Jogador Nº 1 é uma adaptação do livro homônimo lançado em 2011, de Ernest Cline, onde Spielberg aparece direta e indiretamente, já que grande parte das referências vem de seus clássicos dos anos 80 e 90.
Na história, Wade Watts (Tye Sheridan) vive nos Estados Unidos de 2045, uma sociedade superpopulosa e desigual, em que favelas verticais de trailers são onde a maior parte das pessoas residem. Para fugir dessa realidade, Wade e quase todos os habitantes escapam para o OASIS, ambiente de realidade virtual onde podem ser e fazer o que quiserem.
Isso tudo é posto em jogo (literalmente) quando o criador da tecnologia morre e deixa o seu legado de herança para o jogador que conseguir decifrar suas pistas (easter eggs no código do videogame) e se tornar o milionário responsável pelo funcionamento do OASIS.
É aí que entram Perzival e Arth3mis, os avatares no jogo de Wade e da misteriosa Samantha, concorrentes ao prêmio que acabam no mesmo lado, o oposto ao da organização IOI, que tem interesses escusos para o lugar e um exército de jogadores (bots) ao seu favor.
O filme é ágil, divertido, despretensioso e, sim, por muitas vezes até infantil nos diálogos expositivos, mas não digo isso de nenhuma maneira pejorativa. É o filme perfeito para uma geração extra créditos, que não quer que a experiência se resuma ao que acontece dentro das duas horas de cinema. Não, é preciso que ela continue, que ela possa ser especulada, destrinchada e debatida em fóruns na internet (ou no Twitter, vai).
São o que vou tomar a liberdade de chamar “hiperlinkados”. Precisam que haja uma continuidade na informação, ou ainda, como é o mais comum em Jogador Nº 1, que você tenha um conhecimento prévio dela para aproveitar 100% do que lhe é exposto.
Tanto que corre o boato de que é impossível identificar o total de easter eggs e referências pop no filme, mas sabemos de fato que já são mais de 150 encontradas pelos fãs em sites como o Reddit.
É esse tipo de interação, e aquele sorrisinho de “eu entendi essa referência” (salve Capitão América), que surge em diversos momentos no filme que dá a satisfação primária de assistir a essa história.
É o filme perfeito para uma geração extra créditos, que não quer que a experiência se resuma ao que acontece dentro das duas horas de cinema.
Todas as cenas do longa que se passam no OASIS – aliás, tenho a impressão que correspondem a mais de 50% do filme – são visualmente belíssimas, obra da Industrial Light & Magic (ILM), parceira de longa data de Spielberg e dos filmes de Star Wars.
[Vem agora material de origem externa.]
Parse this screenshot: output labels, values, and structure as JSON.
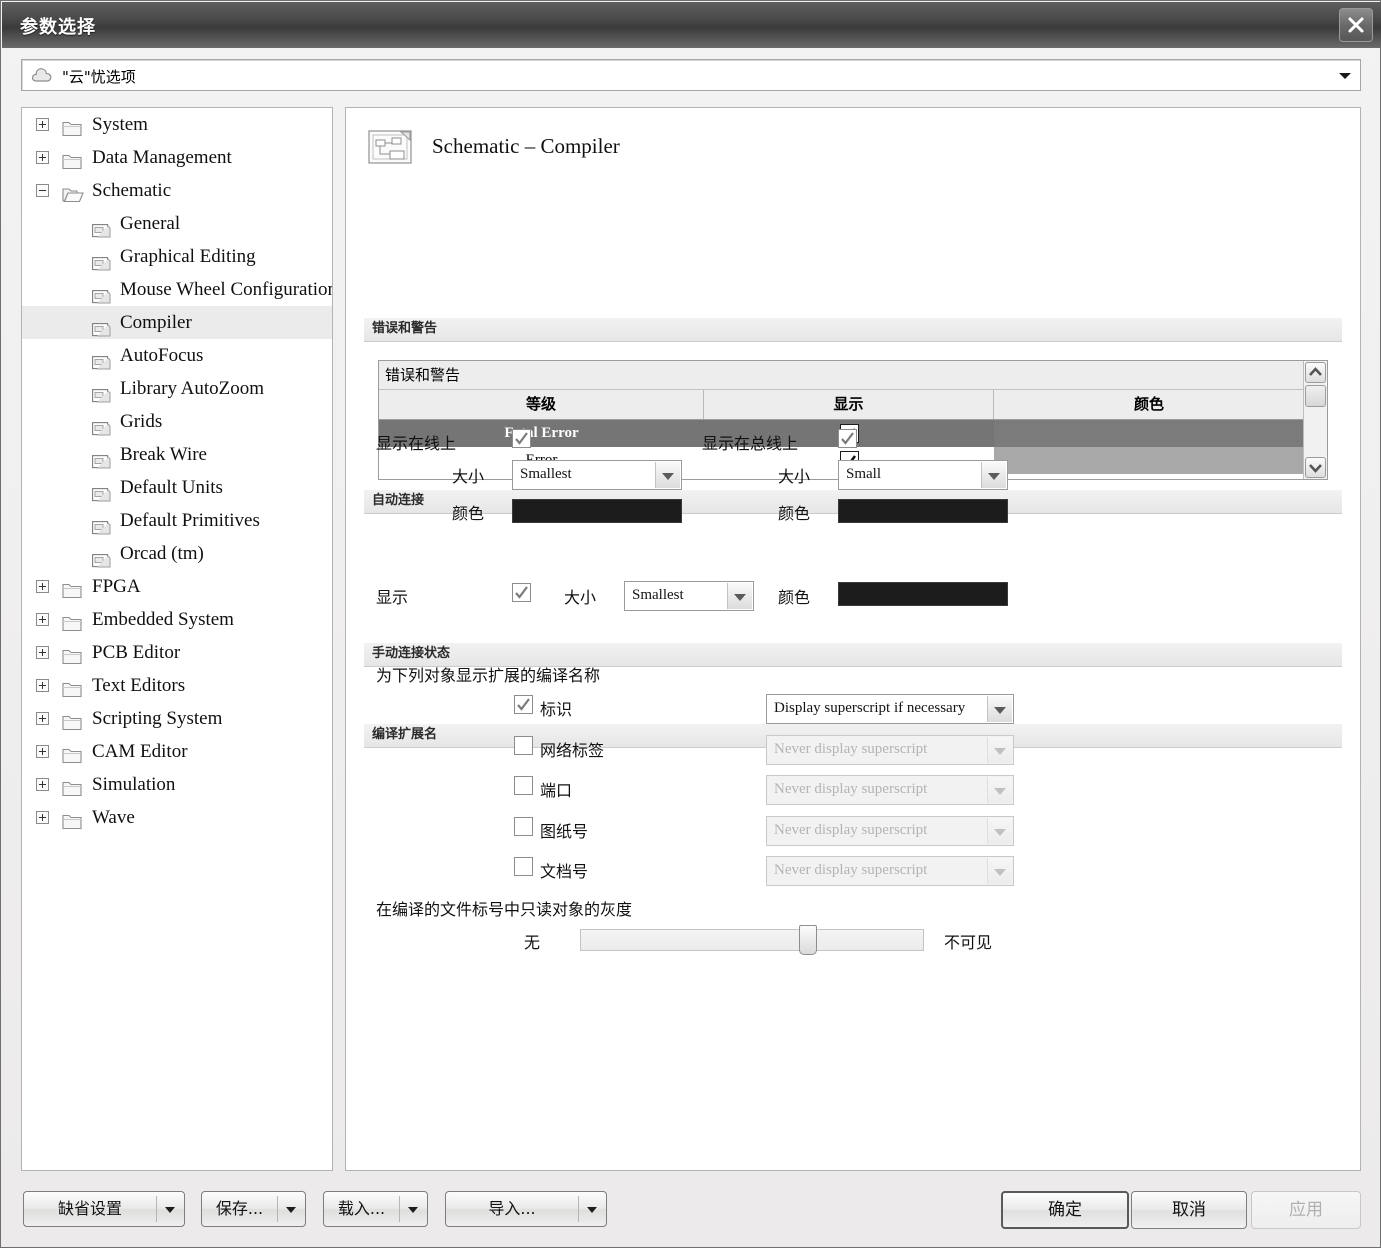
{
  "window": {
    "title": "参数选择",
    "close_label": "×"
  },
  "profile_combo": {
    "value": "\"云\"忧选项",
    "icon": "cloud-icon"
  },
  "tree": {
    "items": [
      {
        "label": "System",
        "type": "folder",
        "state": "collapsed",
        "indent": 0
      },
      {
        "label": "Data Management",
        "type": "folder",
        "state": "collapsed",
        "indent": 0
      },
      {
        "label": "Schematic",
        "type": "folder-open",
        "state": "expanded",
        "indent": 0
      },
      {
        "label": "General",
        "type": "page",
        "state": "leaf",
        "indent": 1
      },
      {
        "label": "Graphical Editing",
        "type": "page",
        "state": "leaf",
        "indent": 1
      },
      {
        "label": "Mouse Wheel Configuration",
        "type": "page",
        "state": "leaf",
        "indent": 1
      },
      {
        "label": "Compiler",
        "type": "page",
        "state": "leaf",
        "indent": 1,
        "selected": true
      },
      {
        "label": "AutoFocus",
        "type": "page",
        "state": "leaf",
        "indent": 1
      },
      {
        "label": "Library AutoZoom",
        "type": "page",
        "state": "leaf",
        "indent": 1
      },
      {
        "label": "Grids",
        "type": "page",
        "state": "leaf",
        "indent": 1
      },
      {
        "label": "Break Wire",
        "type": "page",
        "state": "leaf",
        "indent": 1
      },
      {
        "label": "Default Units",
        "type": "page",
        "state": "leaf",
        "indent": 1
      },
      {
        "label": "Default Primitives",
        "type": "page",
        "state": "leaf",
        "indent": 1
      },
      {
        "label": "Orcad (tm)",
        "type": "page",
        "state": "leaf",
        "indent": 1
      },
      {
        "label": "FPGA",
        "type": "folder",
        "state": "collapsed",
        "indent": 0
      },
      {
        "label": "Embedded System",
        "type": "folder",
        "state": "collapsed",
        "indent": 0
      },
      {
        "label": "PCB Editor",
        "type": "folder",
        "state": "collapsed",
        "indent": 0
      },
      {
        "label": "Text Editors",
        "type": "folder",
        "state": "collapsed",
        "indent": 0
      },
      {
        "label": "Scripting System",
        "type": "folder",
        "state": "collapsed",
        "indent": 0
      },
      {
        "label": "CAM Editor",
        "type": "folder",
        "state": "collapsed",
        "indent": 0
      },
      {
        "label": "Simulation",
        "type": "folder",
        "state": "collapsed",
        "indent": 0
      },
      {
        "label": "Wave",
        "type": "folder",
        "state": "collapsed",
        "indent": 0
      }
    ]
  },
  "page": {
    "title": "Schematic – Compiler",
    "icon": "schematic-document-icon"
  },
  "errors_section": {
    "header": "错误和警告",
    "grid_title": "错误和警告",
    "columns": [
      "等级",
      "显示",
      "颜色"
    ],
    "rows": [
      {
        "level": "Fatal Error",
        "show": true,
        "color": "#7b7b7b",
        "selected": true
      },
      {
        "level": "Error",
        "show": true,
        "color": "#a8a8a8",
        "selected": false
      }
    ]
  },
  "auto_connect": {
    "header": "自动连接",
    "on_wire": {
      "label": "显示在线上",
      "checked": true,
      "size_label": "大小",
      "size_value": "Smallest",
      "color_label": "颜色",
      "color_value": "#1c1c1c"
    },
    "on_bus": {
      "label": "显示在总线上",
      "checked": true,
      "size_label": "大小",
      "size_value": "Small",
      "color_label": "颜色",
      "color_value": "#1c1c1c"
    }
  },
  "manual_connect": {
    "header": "手动连接状态",
    "show_label": "显示",
    "checked": true,
    "size_label": "大小",
    "size_value": "Smallest",
    "color_label": "颜色",
    "color_value": "#1c1c1c"
  },
  "compiled_names": {
    "header": "编译扩展名",
    "intro": "为下列对象显示扩展的编译名称",
    "rows": [
      {
        "label": "标识",
        "checked": true,
        "option": "Display superscript if necessary",
        "enabled": true
      },
      {
        "label": "网络标签",
        "checked": false,
        "option": "Never display superscript",
        "enabled": false
      },
      {
        "label": "端口",
        "checked": false,
        "option": "Never display superscript",
        "enabled": false
      },
      {
        "label": "图纸号",
        "checked": false,
        "option": "Never display superscript",
        "enabled": false
      },
      {
        "label": "文档号",
        "checked": false,
        "option": "Never display superscript",
        "enabled": false
      }
    ],
    "fade_label": "在编译的文件标号中只读对象的灰度",
    "slider": {
      "min_label": "无",
      "max_label": "不可见",
      "percent": 67
    }
  },
  "footer": {
    "left_buttons": [
      {
        "label": "缺省设置",
        "has_dropdown": true
      },
      {
        "label": "保存...",
        "has_dropdown": true
      },
      {
        "label": "载入...",
        "has_dropdown": true
      },
      {
        "label": "导入...",
        "has_dropdown": true
      }
    ],
    "ok": "确定",
    "cancel": "取消",
    "apply": "应用"
  }
}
E é impossível não sair com vontade de poder experimentar aquela tecnologia, ainda que ela seja resultado de uma realidade tão terrível que o escapismo virou uma necessidade básica.
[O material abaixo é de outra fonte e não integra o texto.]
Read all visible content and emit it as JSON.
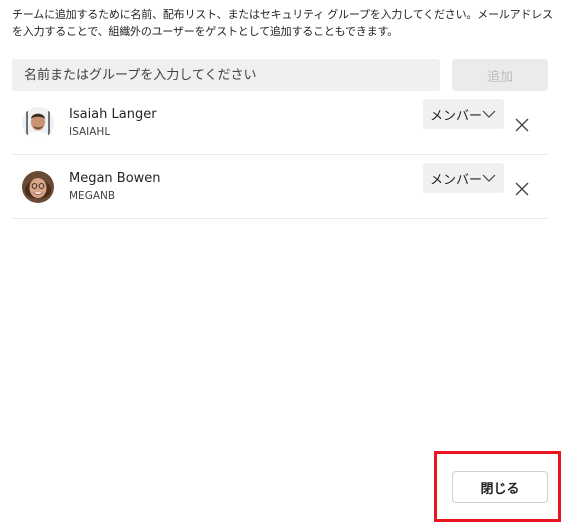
{
  "instructions": "チームに追加するために名前、配布リスト、またはセキュリティ グループを入力してください。メールアドレスを入力することで、組織外のユーザーをゲストとして追加することもできます。",
  "search": {
    "placeholder": "名前またはグループを入力してください",
    "value": ""
  },
  "add_button_label": "追加",
  "members": [
    {
      "name": "Isaiah Langer",
      "id": "ISAIAHL",
      "role": "メンバー",
      "avatar": "isaiah-avatar"
    },
    {
      "name": "Megan Bowen",
      "id": "MEGANB",
      "role": "メンバー",
      "avatar": "megan-avatar"
    }
  ],
  "close_button_label": "閉じる",
  "colors": {
    "highlight": "#e8141e",
    "input_bg": "#f0f0f0",
    "disabled_text": "#bdbdbd"
  }
}
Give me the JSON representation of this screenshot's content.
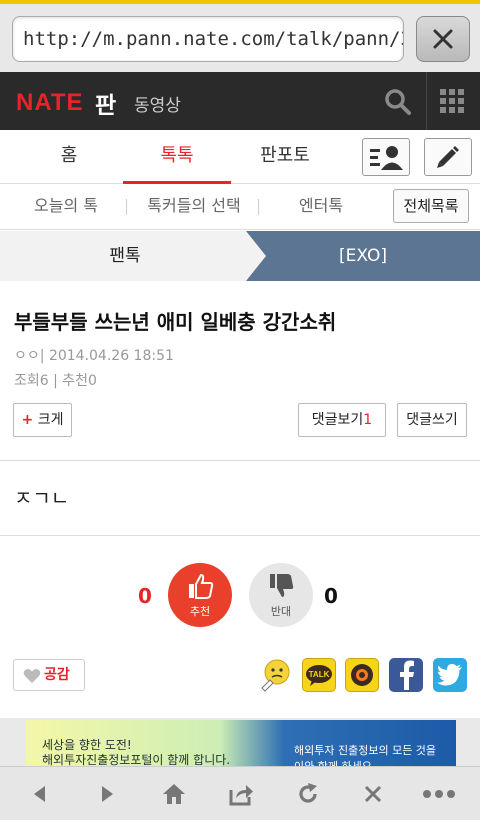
{
  "browser": {
    "url": "http://m.pann.nate.com/talk/pann/322",
    "close_icon": "close-icon"
  },
  "header": {
    "logo_nate": "NATE",
    "logo_pan": "판",
    "video_link": "동영상",
    "search_icon": "search-icon",
    "apps_icon": "grid-menu-icon"
  },
  "main_tabs": {
    "home": "홈",
    "talk": "톡톡",
    "panpoto": "판포토"
  },
  "sub_tabs": {
    "today": "오늘의 톡",
    "talkers": "톡커들의 선택",
    "entertain": "엔터톡",
    "all_list": "전체목록"
  },
  "category": {
    "left": "팬톡",
    "right": "[EXO]"
  },
  "post": {
    "title": "부들부들 쓰는년 애미 일베충 강간소취",
    "author": "ㅇㅇ",
    "meta_sep": "|",
    "date": "2014.04.26 18:51",
    "views": "조회6",
    "stats_sep": "|",
    "recommends": "추천0",
    "body": "ㅈㄱㄴ"
  },
  "buttons": {
    "enlarge": "크게",
    "view_comments": "댓글보기",
    "comment_count": "1",
    "write_comment": "댓글쓰기"
  },
  "vote": {
    "up_count": "0",
    "up_label": "추천",
    "down_count": "0",
    "down_label": "반대"
  },
  "share": {
    "sympathy": "공감",
    "kakao_talk": "TALK"
  },
  "ad": {
    "line1": "세상을 향한 도전!",
    "line2": "해외투자진출정보포털이 함께 합니다.",
    "right1": "해외투자 진출정보의 모든 것을",
    "right2": "이와 함께 하세요"
  },
  "colors": {
    "accent": "#e8242a",
    "category_bar": "#5b7593",
    "header_bg": "#2a2a2a"
  }
}
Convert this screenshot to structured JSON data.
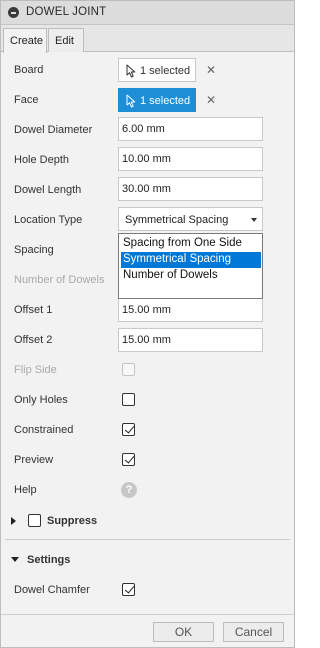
{
  "title": "DOWEL JOINT",
  "tabs": [
    {
      "label": "Create",
      "active": true
    },
    {
      "label": "Edit",
      "active": false
    }
  ],
  "board": {
    "label": "Board",
    "button": "1 selected"
  },
  "face": {
    "label": "Face",
    "button": "1 selected"
  },
  "dowel_diameter": {
    "label": "Dowel Diameter",
    "value": "6.00 mm"
  },
  "hole_depth": {
    "label": "Hole Depth",
    "value": "10.00 mm"
  },
  "dowel_length": {
    "label": "Dowel Length",
    "value": "30.00 mm"
  },
  "location_type": {
    "label": "Location Type",
    "value": "Symmetrical Spacing",
    "options": [
      "Spacing from One Side",
      "Symmetrical Spacing",
      "Number of Dowels"
    ],
    "highlighted_index": 1
  },
  "spacing": {
    "label": "Spacing"
  },
  "number_of_dowels": {
    "label": "Number of Dowels"
  },
  "offset1": {
    "label": "Offset 1",
    "value": "15.00 mm"
  },
  "offset2": {
    "label": "Offset 2",
    "value": "15.00 mm"
  },
  "flip_side": {
    "label": "Flip Side",
    "checked": false,
    "enabled": false
  },
  "only_holes": {
    "label": "Only Holes",
    "checked": false
  },
  "constrained": {
    "label": "Constrained",
    "checked": true
  },
  "preview": {
    "label": "Preview",
    "checked": true
  },
  "help": {
    "label": "Help",
    "icon": "?"
  },
  "suppress": {
    "label": "Suppress",
    "expanded": false,
    "checked": false
  },
  "settings": {
    "label": "Settings",
    "expanded": true
  },
  "dowel_chamfer": {
    "label": "Dowel Chamfer",
    "checked": true
  },
  "footer": {
    "ok_label": "OK",
    "cancel_label": "Cancel"
  },
  "colors": {
    "accent": "#1e8ed6",
    "highlight": "#0078d7"
  }
}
Os personagens são, sim, rasos, mas eu diria que têm a profundidade necessária para um filme que visa o entretenimento puro e simples, humanizados o suficiente para não soarem imbecis como acontece em outros blockbusters (cof cof… Transformers 25… cof cof… Velozes e Furiosos 38).
Vale apontar que toda a sequência dentro do filme O Iluminado (e paro por aqui para não dar spoilers) não está no livro, e é uma das melhores no longa. Inclusive, algumas tomadas do original foram utilizadas na montagem.
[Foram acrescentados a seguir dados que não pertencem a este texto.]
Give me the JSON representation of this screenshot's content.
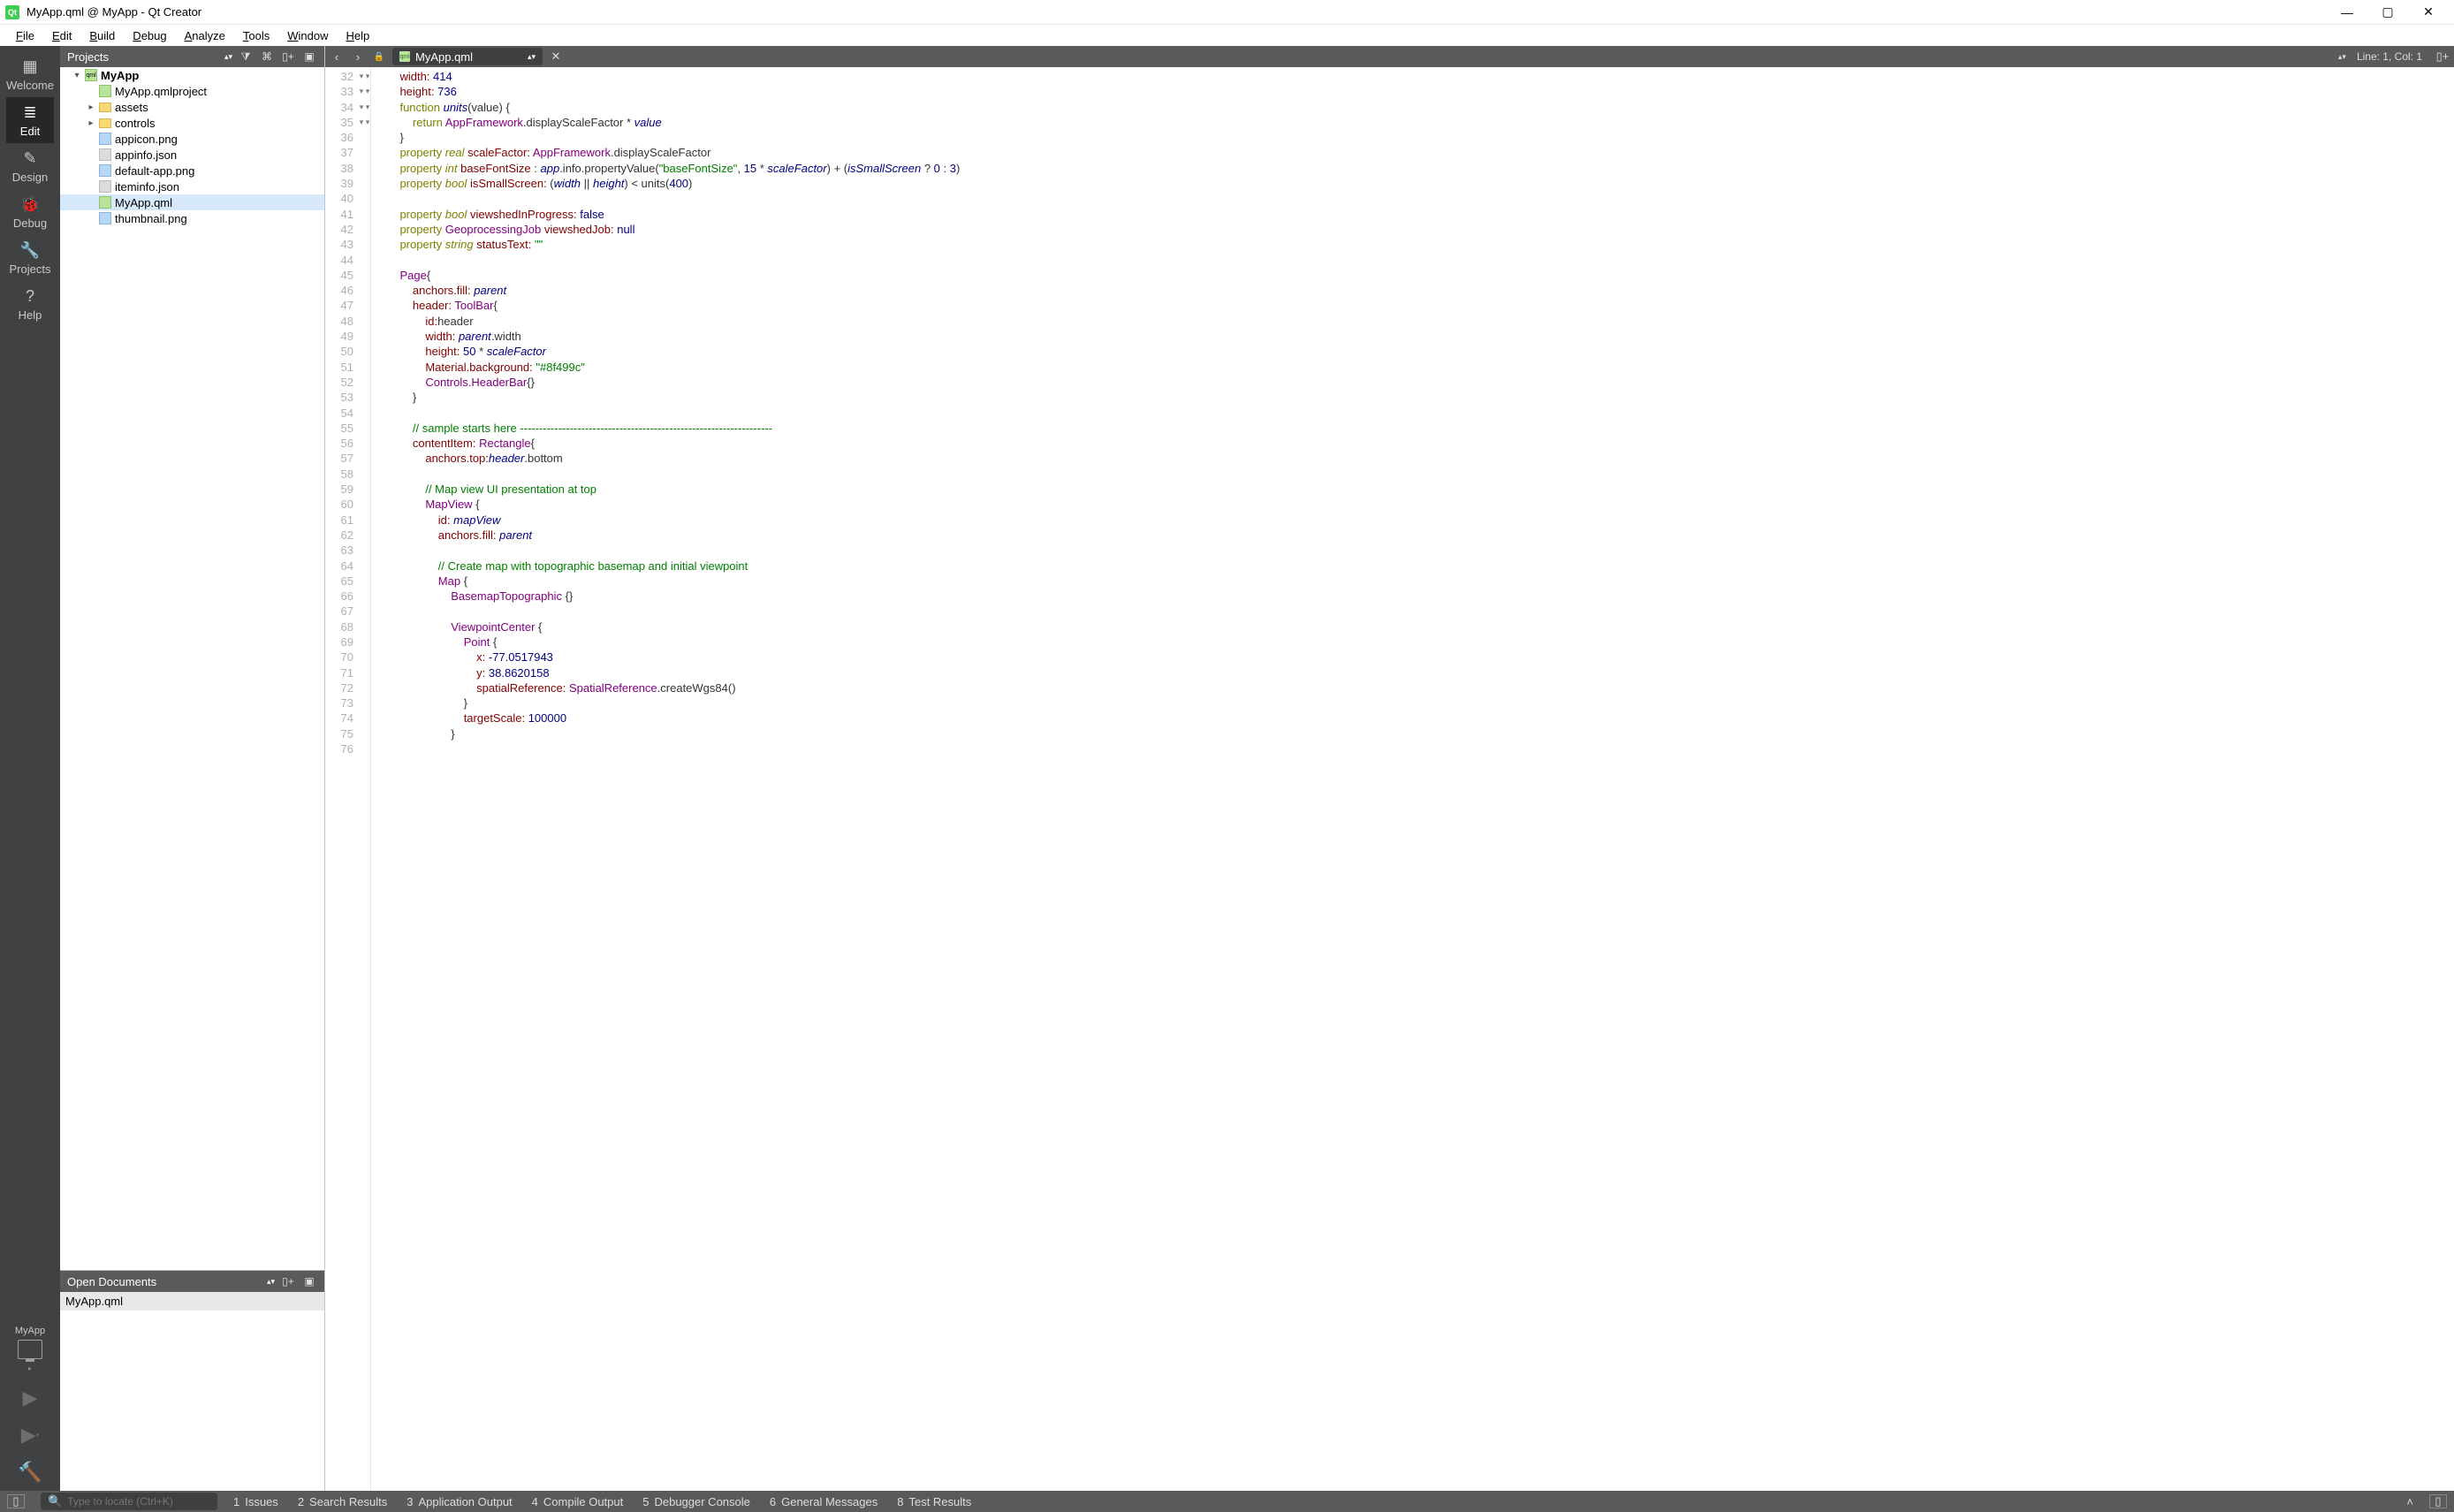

Resumindo: que experiência nostálgica foi assistir a Jogador Nº 1 no cinema e me sentir como se estivesse vendo um filme da Sessão da Tarde. Peço licença para deixar esse texto bem pessoal ao contar que assisti ao filme com meu sobrinho de 13 anos, que pareceu tão fascinado com as referências constantes quanto eu. Isso é importante, pois mostra como foi eficiente o trabalho de atualizar alguns dos easter eggs da cultura pop para que também atingissem uma audiência mais jovem.
Parece que Spielberg não perdeu seu toque mágico e, ainda que não tenha criado um novo momento icônico original, consegue se manter relevante para mais uma rodada de amantes do cinema. Nem que seja necessário começar a se autorreferenciar para reviver o auge, como uma banda em turnê com apenas seus grandes hits.